L’éthique est littéralement codée au cœur de la société depuis sa création : les fondateurs de Tehtris ont choisi de protéger les données de leurs clients sans jamais y avoir accès. Confidentialité garantie. La société s’implique également beaucoup dans la diversité, notamment hommes-femmes. « Ce n’est pas une question de quotas, même si nous avons 30% de femmes dans nos effectifs, mais nous avons constaté que les équipes mixtes, hétérogènes, donnaient de meilleurs résultats que les autres », se félicite Ingrid Söllner.

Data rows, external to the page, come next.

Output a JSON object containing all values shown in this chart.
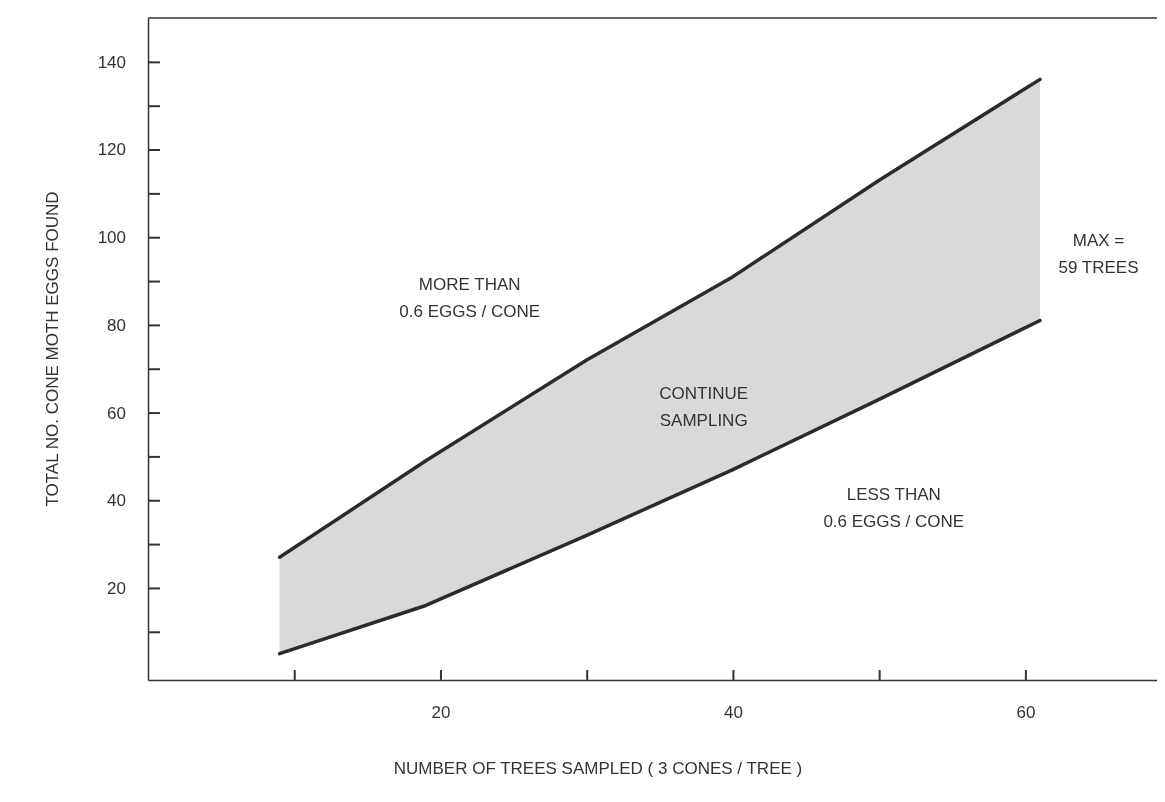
{
  "chart_data": {
    "type": "line",
    "xlabel": "NUMBER OF TREES SAMPLED ( 3 CONES / TREE )",
    "ylabel": "TOTAL NO. CONE MOTH EGGS FOUND",
    "xlim": [
      0,
      69
    ],
    "ylim": [
      -1,
      150
    ],
    "xticks": [
      {
        "value": 10,
        "label": null
      },
      20,
      {
        "value": 30,
        "label": null
      },
      40,
      {
        "value": 50,
        "label": null
      },
      60
    ],
    "yticks": [
      {
        "value": 10,
        "label": null
      },
      20,
      {
        "value": 30,
        "label": null
      },
      40,
      {
        "value": 50,
        "label": null
      },
      60,
      {
        "value": 70,
        "label": null
      },
      80,
      {
        "value": 90,
        "label": null
      },
      100,
      {
        "value": 110,
        "label": null
      },
      120,
      {
        "value": 130,
        "label": null
      },
      140
    ],
    "series": [
      {
        "color": "#2b2b2b",
        "x": [
          9,
          19,
          30,
          40,
          50,
          61
        ],
        "values": [
          27,
          49,
          72,
          91,
          113,
          136
        ],
        "lower": [
          5,
          16,
          32,
          47,
          63,
          81
        ],
        "upper": [
          27,
          49,
          72,
          91,
          113,
          136
        ]
      },
      {
        "color": "#2b2b2b",
        "x": [
          9,
          19,
          30,
          40,
          50,
          61
        ],
        "values": [
          5,
          16,
          32,
          47,
          63,
          81
        ]
      }
    ],
    "annotations": [
      "MORE THAN\n0.6 EGGS / CONE",
      "CONTINUE\nSAMPLING",
      "LESS THAN\n0.6 EGGS / CONE",
      "MAX =\n59 TREES"
    ]
  }
}
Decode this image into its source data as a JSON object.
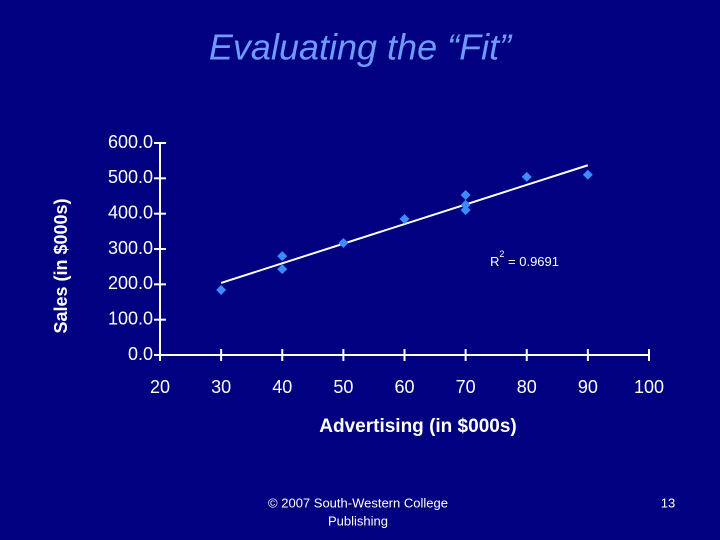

Un cercle vertueux, donc, d’autant que face à la concurrence, une démarche RNE/RSE dynamique change tout : « On voit que les actions de RSE commencent à être demandées dans les appels d’offres. On nous demande nos engagements, ce sur quoi nous sommes assez bien placés pour répondre », se rengorge Ingrid Söllner.

Selon elle, entre les partis-pris techniques et le choix de coder uniquement en Europe, à l’abri du Cloud Act américain, Tehtris fait tout pour protéger la confidentialité des données client. Par-là, elle renforce la confiance dans le digital, l’un des éléments majeurs de la RNE… Et conforte son succès.

Décidément, une RNE bien comprise contribue aussi bien au progrès social et environnemental qu’au succès de l’entreprise.